A multinational peacekeeping force will leave a strategic Red Sea island by the end of the year, the US says, possibly boosting opportunities for future contact between Saudi Arabia and Israel. The White House has announced that peacekeeping forces, including US soldiers, will leave the strategic Red Sea island of Tiran by the end of the year, possibly boosting opportunities for future contact between Israel and Saudi Arabia. “Thanks to months of quiet, persistent diplomacy, we finalized an agreement to move international peacekeepers from Tiran Island in the Red Sea and transform an area that once fueled wars into a future hub of peaceful tourism and economic development,” the US president said. Joe. Biden said at a summit in Saudi Arabia on Saturday after the move was first announced on Friday. Egypt ceded the two small Red Sea islands of Tiran and Sanafir, which are uninhabited but of key strategic value, to Saudi Arabia in 2016. But their territorial status must be ratified by Israel before sovereignty can be transferred. The decision to withdraw the peacekeepers could help resolve the difficult regime stemming from their location and turbulent history and build trust between Israel and Saudi Arabia – two US allies now taking incremental steps Washington hopes that one day they will lead to full diplomatic ties.
Who has a territorial claim to the islands?
The islands have been under Egyptian rule since 1950. Israeli troops invaded the islands during the 1956 Suez Crisis that came after Egyptian President Gamal Abdel Nasser nationalized the canal, which was crucial for trade between Europe and Asia. Egypt briefly regained control for about a decade, but the islands – along with the Sinai Peninsula – were retaken by Israel after the 1967 war. Under the 1978 Camp David peace treaty, Israel returned control of the Sinai, Tiran and Sanafir to Egypt. In 2016, Egypt ceded the islands, located east of the Sharm el-Sheikh resort, to Saudi Arabia.
Why did Egypt cede control of the islands to Saudi Arabia?

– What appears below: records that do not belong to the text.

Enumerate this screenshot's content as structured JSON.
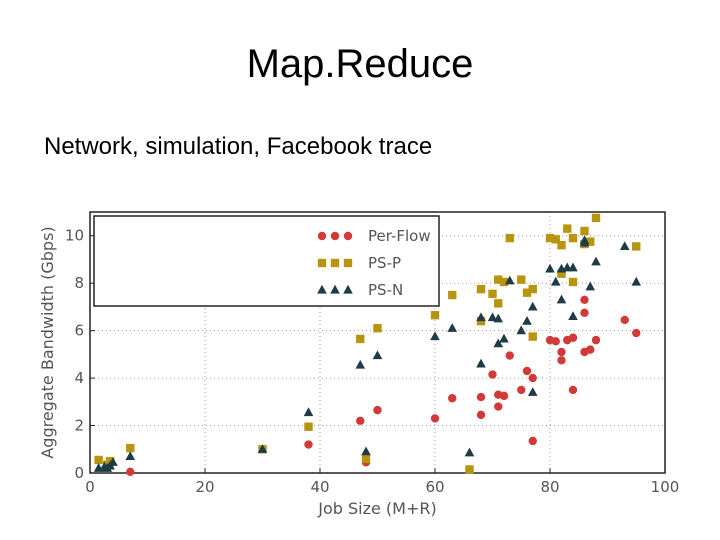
{
  "slide": {
    "title": "Map.Reduce",
    "subtitle": "Network, simulation, Facebook trace"
  },
  "chart_data": {
    "type": "scatter",
    "xlabel": "Job Size (M+R)",
    "ylabel": "Aggregate Bandwidth (Gbps)",
    "xlim": [
      0,
      100
    ],
    "ylim": [
      0,
      11
    ],
    "xticks": [
      0,
      20,
      40,
      60,
      80,
      100
    ],
    "yticks": [
      0,
      2,
      4,
      6,
      8,
      10
    ],
    "grid": true,
    "legend_position": "upper-left",
    "series": [
      {
        "name": "Per-Flow",
        "marker": "circle",
        "color": "#d23a3a",
        "points": [
          [
            7,
            0.05
          ],
          [
            38,
            1.2
          ],
          [
            47,
            2.2
          ],
          [
            48,
            0.45
          ],
          [
            50,
            2.65
          ],
          [
            60,
            2.3
          ],
          [
            63,
            3.15
          ],
          [
            68,
            2.45
          ],
          [
            68,
            3.2
          ],
          [
            70,
            4.15
          ],
          [
            71,
            3.3
          ],
          [
            71,
            2.8
          ],
          [
            72,
            3.25
          ],
          [
            73,
            4.95
          ],
          [
            75,
            3.5
          ],
          [
            76,
            4.3
          ],
          [
            77,
            4.0
          ],
          [
            77,
            1.35
          ],
          [
            80,
            5.6
          ],
          [
            81,
            5.55
          ],
          [
            82,
            5.1
          ],
          [
            82,
            4.75
          ],
          [
            83,
            5.6
          ],
          [
            84,
            5.7
          ],
          [
            84,
            3.5
          ],
          [
            86,
            7.3
          ],
          [
            86,
            6.75
          ],
          [
            86,
            5.1
          ],
          [
            87,
            5.2
          ],
          [
            88,
            5.6
          ],
          [
            93,
            6.45
          ],
          [
            95,
            5.9
          ]
        ]
      },
      {
        "name": "PS-P",
        "marker": "square",
        "color": "#b8950f",
        "points": [
          [
            1.5,
            0.55
          ],
          [
            3,
            0.35
          ],
          [
            3.5,
            0.5
          ],
          [
            7,
            1.05
          ],
          [
            30,
            1.0
          ],
          [
            38,
            1.95
          ],
          [
            47,
            5.65
          ],
          [
            48,
            0.6
          ],
          [
            50,
            6.1
          ],
          [
            60,
            6.65
          ],
          [
            63,
            7.5
          ],
          [
            66,
            0.15
          ],
          [
            68,
            7.75
          ],
          [
            68,
            6.4
          ],
          [
            70,
            7.55
          ],
          [
            71,
            7.15
          ],
          [
            71,
            8.15
          ],
          [
            72,
            8.05
          ],
          [
            73,
            9.9
          ],
          [
            75,
            8.15
          ],
          [
            76,
            7.6
          ],
          [
            77,
            7.75
          ],
          [
            77,
            5.75
          ],
          [
            80,
            9.9
          ],
          [
            81,
            9.85
          ],
          [
            82,
            8.4
          ],
          [
            82,
            9.6
          ],
          [
            83,
            10.3
          ],
          [
            84,
            9.9
          ],
          [
            84,
            8.05
          ],
          [
            86,
            10.2
          ],
          [
            86,
            9.65
          ],
          [
            87,
            9.75
          ],
          [
            88,
            10.75
          ],
          [
            95,
            9.55
          ]
        ]
      },
      {
        "name": "PS-N",
        "marker": "triangle",
        "color": "#1e3c46",
        "points": [
          [
            1.5,
            0.2
          ],
          [
            2.5,
            0.25
          ],
          [
            3,
            0.2
          ],
          [
            3.5,
            0.3
          ],
          [
            4,
            0.45
          ],
          [
            7,
            0.7
          ],
          [
            30,
            1.0
          ],
          [
            38,
            2.55
          ],
          [
            47,
            4.55
          ],
          [
            48,
            0.9
          ],
          [
            50,
            4.95
          ],
          [
            60,
            5.75
          ],
          [
            63,
            6.1
          ],
          [
            66,
            0.85
          ],
          [
            68,
            6.55
          ],
          [
            68,
            4.6
          ],
          [
            70,
            6.55
          ],
          [
            71,
            6.5
          ],
          [
            71,
            5.45
          ],
          [
            72,
            5.65
          ],
          [
            73,
            8.1
          ],
          [
            75,
            6.0
          ],
          [
            76,
            6.4
          ],
          [
            77,
            7.0
          ],
          [
            77,
            3.4
          ],
          [
            80,
            8.6
          ],
          [
            81,
            8.05
          ],
          [
            82,
            8.6
          ],
          [
            82,
            7.3
          ],
          [
            83,
            8.65
          ],
          [
            84,
            8.65
          ],
          [
            84,
            6.6
          ],
          [
            86,
            9.8
          ],
          [
            86,
            9.7
          ],
          [
            87,
            7.85
          ],
          [
            88,
            8.9
          ],
          [
            93,
            9.55
          ],
          [
            95,
            8.05
          ]
        ]
      }
    ]
  }
}
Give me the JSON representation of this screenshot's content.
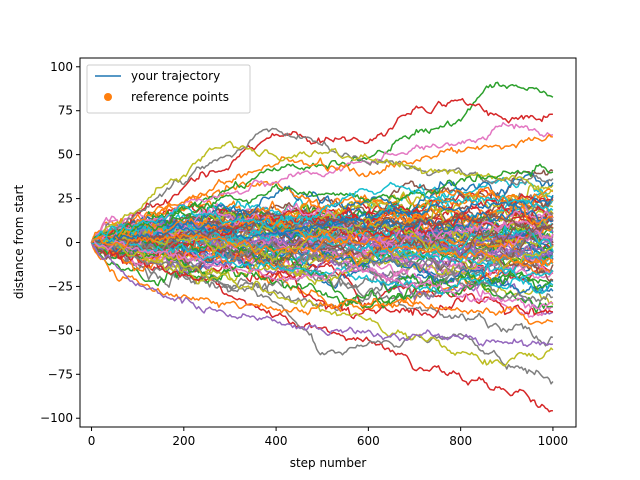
{
  "chart_data": {
    "type": "line",
    "title": "",
    "xlabel": "step number",
    "ylabel": "distance from start",
    "xlim": [
      -25,
      1050
    ],
    "ylim": [
      -105,
      105
    ],
    "x_ticks": [
      0,
      200,
      400,
      600,
      800,
      1000
    ],
    "x_tick_labels": [
      "0",
      "200",
      "400",
      "600",
      "800",
      "1000"
    ],
    "y_ticks": [
      -100,
      -75,
      -50,
      -25,
      0,
      25,
      50,
      75,
      100
    ],
    "y_tick_labels": [
      "−100",
      "−75",
      "−50",
      "−25",
      "0",
      "25",
      "50",
      "75",
      "100"
    ],
    "grid": false,
    "legend_position": "top-left",
    "legend": [
      {
        "label": "your trajectory",
        "marker": "line",
        "color": "#1f77b4"
      },
      {
        "label": "reference points",
        "marker": "circle",
        "color": "#ff7f0e"
      }
    ],
    "palette": [
      "#1f77b4",
      "#ff7f0e",
      "#2ca02c",
      "#d62728",
      "#9467bd",
      "#8c564b",
      "#e377c2",
      "#7f7f7f",
      "#bcbd22",
      "#17becf"
    ],
    "step_count": 1000,
    "series_count": 100,
    "series": [
      {
        "color": "#2ca02c",
        "x": [
          0,
          200,
          400,
          600,
          700,
          800,
          880,
          1000
        ],
        "values": [
          0,
          20,
          40,
          48,
          60,
          72,
          92,
          82
        ]
      },
      {
        "color": "#d62728",
        "x": [
          0,
          200,
          400,
          600,
          700,
          800,
          900,
          1000
        ],
        "values": [
          0,
          30,
          62,
          58,
          75,
          78,
          72,
          75
        ]
      },
      {
        "color": "#e377c2",
        "x": [
          0,
          200,
          400,
          600,
          800,
          900,
          1000
        ],
        "values": [
          0,
          18,
          35,
          45,
          55,
          68,
          62
        ]
      },
      {
        "color": "#ff7f0e",
        "x": [
          0,
          200,
          400,
          600,
          800,
          1000
        ],
        "values": [
          0,
          25,
          45,
          40,
          52,
          60
        ]
      },
      {
        "color": "#7f7f7f",
        "x": [
          0,
          200,
          380,
          500,
          600,
          800,
          1000
        ],
        "values": [
          0,
          35,
          65,
          55,
          45,
          40,
          35
        ]
      },
      {
        "color": "#bcbd22",
        "x": [
          0,
          200,
          300,
          400,
          600,
          800,
          1000
        ],
        "values": [
          0,
          40,
          58,
          50,
          45,
          38,
          30
        ]
      },
      {
        "color": "#d62728",
        "x": [
          0,
          200,
          400,
          500,
          600,
          700,
          800,
          900,
          1000
        ],
        "values": [
          0,
          -20,
          -40,
          -50,
          -55,
          -70,
          -75,
          -85,
          -95
        ]
      },
      {
        "color": "#7f7f7f",
        "x": [
          0,
          200,
          400,
          500,
          600,
          800,
          900,
          1000
        ],
        "values": [
          0,
          -15,
          -35,
          -60,
          -58,
          -55,
          -70,
          -76
        ]
      },
      {
        "color": "#bcbd22",
        "x": [
          0,
          200,
          400,
          600,
          700,
          800,
          900,
          1000
        ],
        "values": [
          0,
          -12,
          -30,
          -45,
          -55,
          -65,
          -70,
          -62
        ]
      },
      {
        "color": "#ff7f0e",
        "x": [
          0,
          30,
          60,
          200,
          400,
          600,
          800,
          1000
        ],
        "values": [
          0,
          -10,
          -20,
          -32,
          -40,
          -35,
          -38,
          -45
        ]
      },
      {
        "color": "#9467bd",
        "x": [
          0,
          100,
          200,
          300,
          400,
          600,
          800,
          1000
        ],
        "values": [
          0,
          -25,
          -35,
          -40,
          -45,
          -50,
          -55,
          -58
        ]
      },
      {
        "color": "#1f77b4",
        "x": [
          0,
          200,
          400,
          600,
          800,
          1000
        ],
        "values": [
          0,
          10,
          5,
          15,
          20,
          25
        ]
      },
      {
        "color": "#17becf",
        "x": [
          0,
          200,
          400,
          600,
          800,
          1000
        ],
        "values": [
          0,
          -5,
          -15,
          -20,
          -25,
          -18
        ]
      },
      {
        "color": "#8c564b",
        "x": [
          0,
          200,
          400,
          600,
          800,
          1000
        ],
        "values": [
          0,
          5,
          12,
          8,
          15,
          10
        ]
      },
      {
        "color": "#2ca02c",
        "x": [
          0,
          200,
          400,
          600,
          800,
          1000
        ],
        "values": [
          0,
          15,
          30,
          25,
          35,
          40
        ]
      },
      {
        "color": "#e377c2",
        "x": [
          0,
          200,
          400,
          600,
          800,
          1000
        ],
        "values": [
          0,
          -10,
          -20,
          -15,
          -30,
          -35
        ]
      },
      {
        "color": "#17becf",
        "x": [
          0,
          200,
          400,
          600,
          800,
          1000
        ],
        "values": [
          0,
          20,
          10,
          30,
          25,
          20
        ]
      },
      {
        "color": "#ff7f0e",
        "x": [
          0,
          200,
          400,
          600,
          800,
          1000
        ],
        "values": [
          0,
          2,
          -5,
          0,
          -8,
          -12
        ]
      }
    ]
  }
}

President Abdel Fattah el-Sisi’s controversial decision in April 2016 to hand over territorial sovereignty to Riyadh sparked nationalist protests in Egypt, which were quickly quelled. Critics have accused El Sisi of ceding the islands in exchange for Saudi aid and investment. The government maintained that the islands were originally Saudi Arabia but were leased to Egypt in the 1950s. Egyptian courts issued a series of contradictory rulings before the Supreme Constitutional Court ruled in favor of the handover. It is worth noting that in 1990 the former president of Egypt Hosni Mubarak voluntarily ceded control of the two islands to Saudi Arabia. It took two decades, in 2010, for Riyadh to publish its maritime baseline to the United Nations to claim its sovereignty, to which Egypt agreed.
What is the strategic importance of the two islands?
When did Saudi Arabia first stake a claim to the islands?
Saudi Arabia’s first claim to the islands was made by King Saud bin Abdulaziz in 1957 and was backed by the US. At the request of the US ambassador in Riyadh at the time, Saudi Arabia released a statement in 1968 again staking its claim to the islands and pledging free sea passage should they fall into their hands.
What human presence is there on the islands?
As part of the demilitarization of Sinai after the Camp David accord, Cairo was not allowed to station troops on the islands, where only peacekeepers were stationed as part of the so-called Multinational Force and Observers. Tiran – which hosts a small airfield for peacekeepers – is about 61 square kilometers (24 sq mi), while Sanafir, to the east, is only about half that size. The islands’ waters are occasionally visited by divers for their coral reefs.